Canonical XML

This document defines a subset of XML called canonical XML. The intended use of canonical XML is in testing XML processors, as a representation of the result of parsing an XML document.

Every well-formed XML document has a unique structurally equivalent canonical XML document. Two structurally equivalent XML documents have a byte-for-byte identical canonical XML document.
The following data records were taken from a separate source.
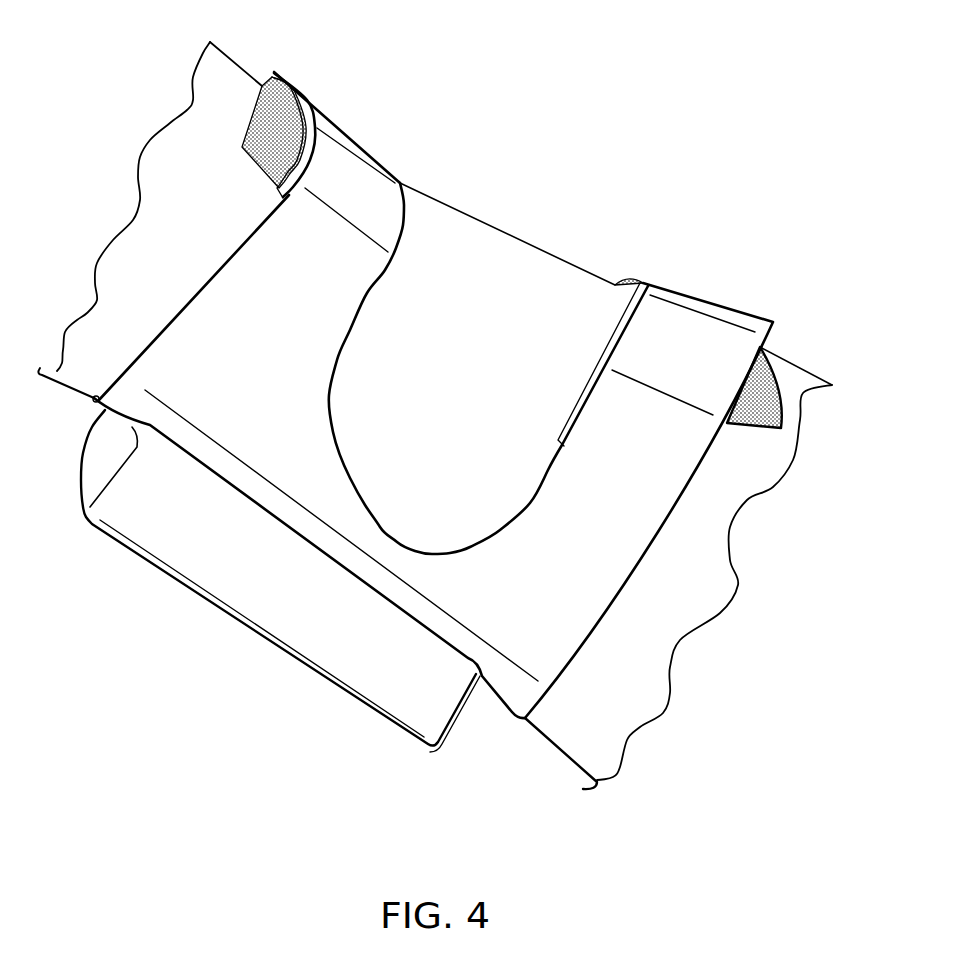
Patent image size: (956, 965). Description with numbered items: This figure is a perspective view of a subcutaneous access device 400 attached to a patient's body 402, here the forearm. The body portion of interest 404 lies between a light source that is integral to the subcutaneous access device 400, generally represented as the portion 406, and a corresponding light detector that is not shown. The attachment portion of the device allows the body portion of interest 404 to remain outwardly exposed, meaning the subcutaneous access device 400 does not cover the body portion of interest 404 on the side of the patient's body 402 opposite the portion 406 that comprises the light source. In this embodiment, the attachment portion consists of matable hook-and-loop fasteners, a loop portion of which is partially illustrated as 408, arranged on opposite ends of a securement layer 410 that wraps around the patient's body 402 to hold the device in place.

The subcutaneous access device 400 is at (152, 621).
The patient's body 402 is at (197, 137).
The body portion of interest 404 is at (497, 263).
The portion comprising the light source 406 is at (307, 623).
The loop portion of hook-and-loop fastener 408 is at (257, 115).
The securement layer 410 is at (550, 637).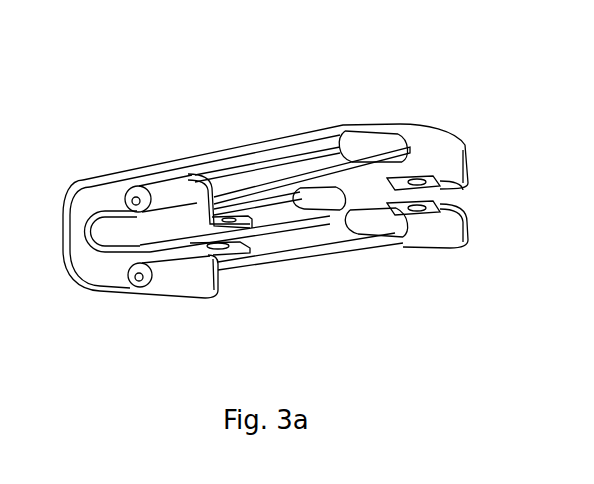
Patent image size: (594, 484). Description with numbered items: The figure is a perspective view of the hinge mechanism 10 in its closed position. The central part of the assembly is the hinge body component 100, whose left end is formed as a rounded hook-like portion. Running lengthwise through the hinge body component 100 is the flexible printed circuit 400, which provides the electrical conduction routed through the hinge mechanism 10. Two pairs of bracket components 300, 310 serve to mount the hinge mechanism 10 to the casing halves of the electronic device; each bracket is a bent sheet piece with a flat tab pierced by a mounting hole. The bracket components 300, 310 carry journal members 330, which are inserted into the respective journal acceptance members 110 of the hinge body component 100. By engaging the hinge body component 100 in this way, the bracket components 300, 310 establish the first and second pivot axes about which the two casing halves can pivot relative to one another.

The hinge mechanism 10 is at (97, 335).
The hinge body component 100 is at (87, 200).
The journal acceptance member 110 is at (173, 177).
The bracket component 300 is at (467, 138).
The bracket component 310 is at (210, 302).
The journal member 330 is at (135, 196).
The flexible printed circuit 400 is at (300, 180).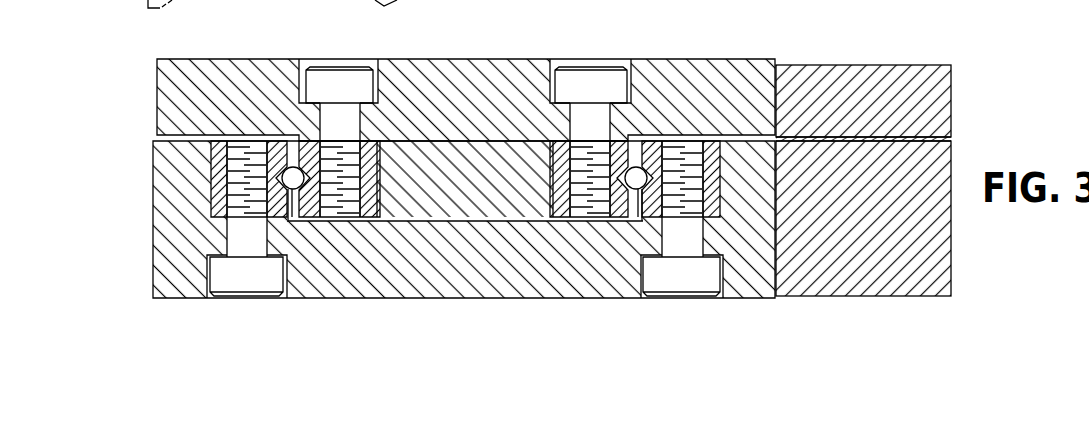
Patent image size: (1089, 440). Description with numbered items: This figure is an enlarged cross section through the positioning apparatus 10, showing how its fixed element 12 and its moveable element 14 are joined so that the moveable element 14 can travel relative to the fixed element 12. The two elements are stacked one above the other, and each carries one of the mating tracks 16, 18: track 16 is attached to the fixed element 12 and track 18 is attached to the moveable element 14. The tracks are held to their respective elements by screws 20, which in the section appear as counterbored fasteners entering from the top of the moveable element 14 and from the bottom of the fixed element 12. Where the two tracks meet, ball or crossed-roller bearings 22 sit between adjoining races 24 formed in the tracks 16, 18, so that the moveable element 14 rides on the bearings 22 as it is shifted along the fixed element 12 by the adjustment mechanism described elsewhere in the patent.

The positioning apparatus 10 is at (965, 88).
The fixed element 12 is at (153, 216).
The moveable element 14 is at (157, 96).
The mating track 16 is at (204, 146).
The mating track 18 is at (378, 180).
The screws 20 is at (340, 67).
The ball or crossed-roller bearings 22 is at (290, 222).
The races 24 is at (276, 160).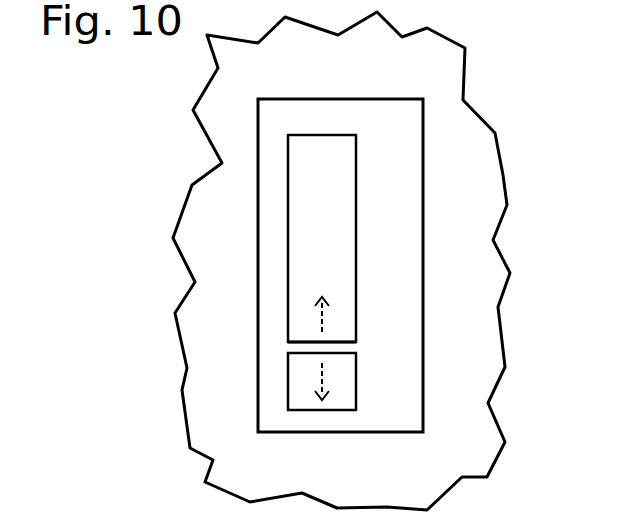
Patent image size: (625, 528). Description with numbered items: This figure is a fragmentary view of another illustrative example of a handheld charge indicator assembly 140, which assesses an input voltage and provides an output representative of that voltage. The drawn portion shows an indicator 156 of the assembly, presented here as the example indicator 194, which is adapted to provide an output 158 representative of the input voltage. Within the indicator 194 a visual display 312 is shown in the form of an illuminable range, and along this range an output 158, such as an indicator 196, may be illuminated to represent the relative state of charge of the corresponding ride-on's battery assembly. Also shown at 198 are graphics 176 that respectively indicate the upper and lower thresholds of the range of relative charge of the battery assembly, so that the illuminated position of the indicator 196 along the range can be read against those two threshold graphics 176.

Canonicalizing an XML document requires only information that an XML processor is required to make available to an application.

A canonical XML document conforms to the following grammar:


CanonXML    ::= Pi* element Pi*

element     ::= Stag (Datachar | Pi | element)* Etag

Stag        ::= '<'  Name Atts '>'

Etag        ::= '</' Name '>'

Pi          ::= '<?' Name ' ' (((Char - S) Char*)? - (Char* '?>' Char*)) '?>'

Atts        ::= (' ' Name '=' '"' Datachar* '"')*

Datachar    ::= '&amp;' | '&lt;' | '&gt;' | '&quot;'

                 | '&#9;'| '&#10;'| '&#13;'

                 | (Char - ('&' | '<' | '>' | '"' | #x9 | #xA | #xD))

Name        ::= (see XML spec)

Char        ::= (see XML spec)

S           ::= (see XML spec)

Attributes are in lexicographical order (in Unicode bit order).

A canonical XML document is encoded in UTF-8.

Ignorable white space is considered significant and is treated equivalently to data.

James Clark